MyNamespace.loadScript = function (script_url) {
    console.log("loading: " + script_url);

    if (!MyNamespace.loadedScripts) MyNamespace.loadedScripts = new Set();
    if (!MyNamespace.loadingScripts) MyNamespace.loadingScripts = new Set();

    if (MyNamespace.loadedScripts.has(script_url)) {
        return new Promise(function (resolve, reject) {
            console.log("already loaded");
            resolve();
        });
    }

    if (MyNamespace.loadingScripts.has(script_url)) {
        return new Promise(function (resolve, reject) {
            console.log("loading in progress");

            let interval = setInterval(function () {
                if (MyNamespace.loadedScripts.has(script_url)) {
                    clearInterval(interval);
                    console.log("waited until loaded");
                    resolve();
                }
            }, 200);
        });
    }

    MyNamespace.loadingScripts.add(script_url);

    return new Promise(function (resolve, reject) {
        let script = document.createElement('script');
        script.src = script_url;

        script.onload = function () {
            console.log("actually loaded");
            MyNamespace.loadedScripts.add(script_url);
            resolve();
        };

        script.onerror = function () {
            console.log("load error");
            reject(new Error("Error by loading the script " + script_url));
        };

        document.head.append(script);
    });
};

MyNamespace.loadScripts = function (script_urls) {
    let promises = [];
    for (let script_url of script_urls) {
        promises.push(MyNamespace.loadScript(script_url));
    }

    return Promise.all(promises);
};


$.ajax and $.load are the same thing.
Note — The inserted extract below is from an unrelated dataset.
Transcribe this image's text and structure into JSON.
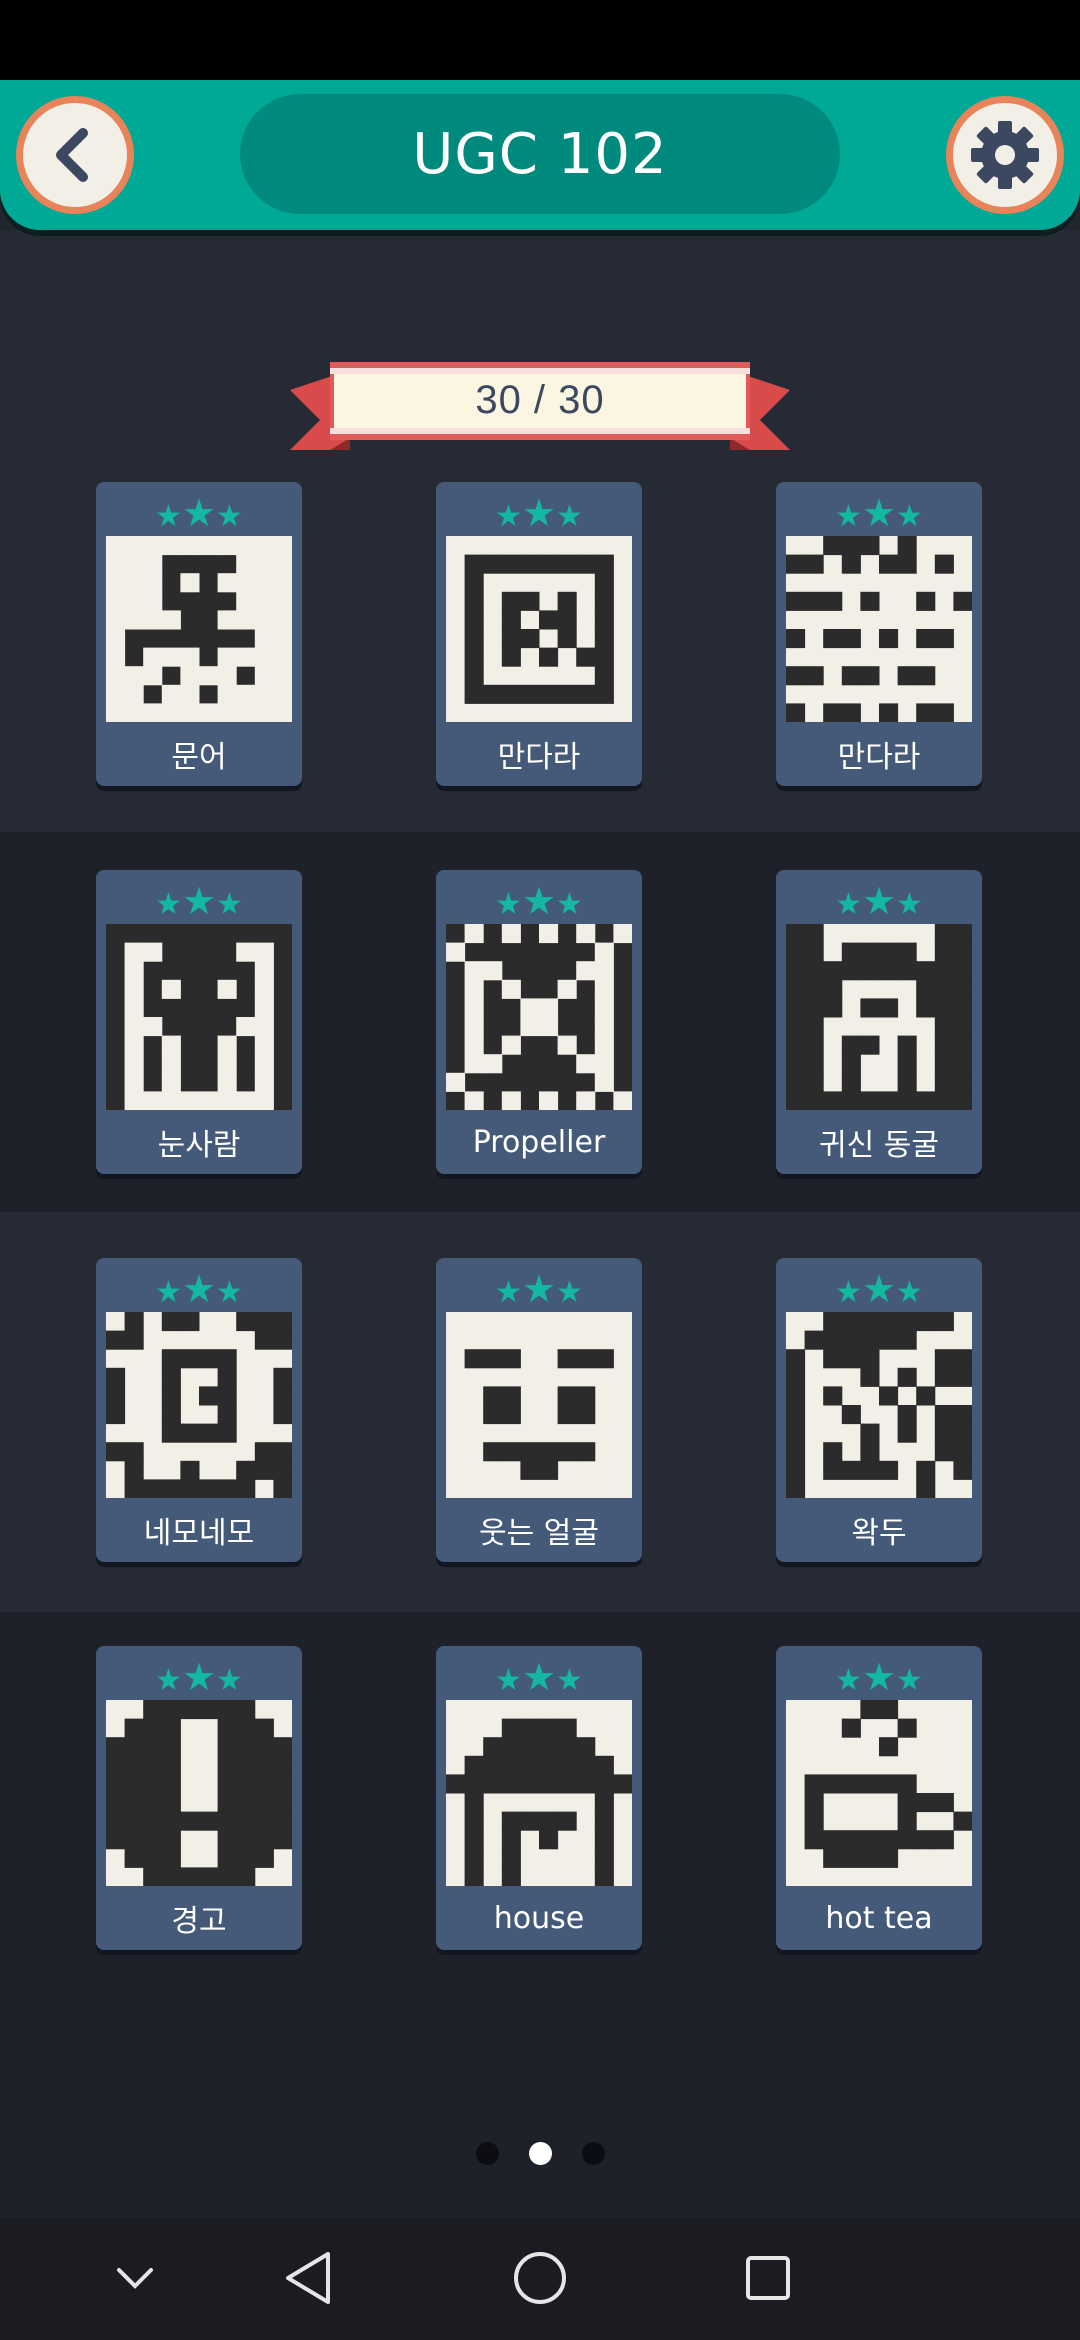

You can use either. If you put $.load in a script tag on the page it will fire when it loads just like $.ajax().

When it comes to waiting for a script to fire before you do something what Tomalak said is kinda true. The exception is asynchronous calls. Javascript will make an AJAX call then continue running the script and when the AJAX call responds it will run the success/fail depending on what you tell it to do.

Now say you want your JS to wait for the return, with a single call it's pretty easy just wrap every thing in the success callback, or you could do it the cool way and use $.deferred. This allows you to make a bunch of ajax calls or one and then run some code only after the finish.

$.when & $.then are probably the best for this situation.

Any way what your are doing is safe.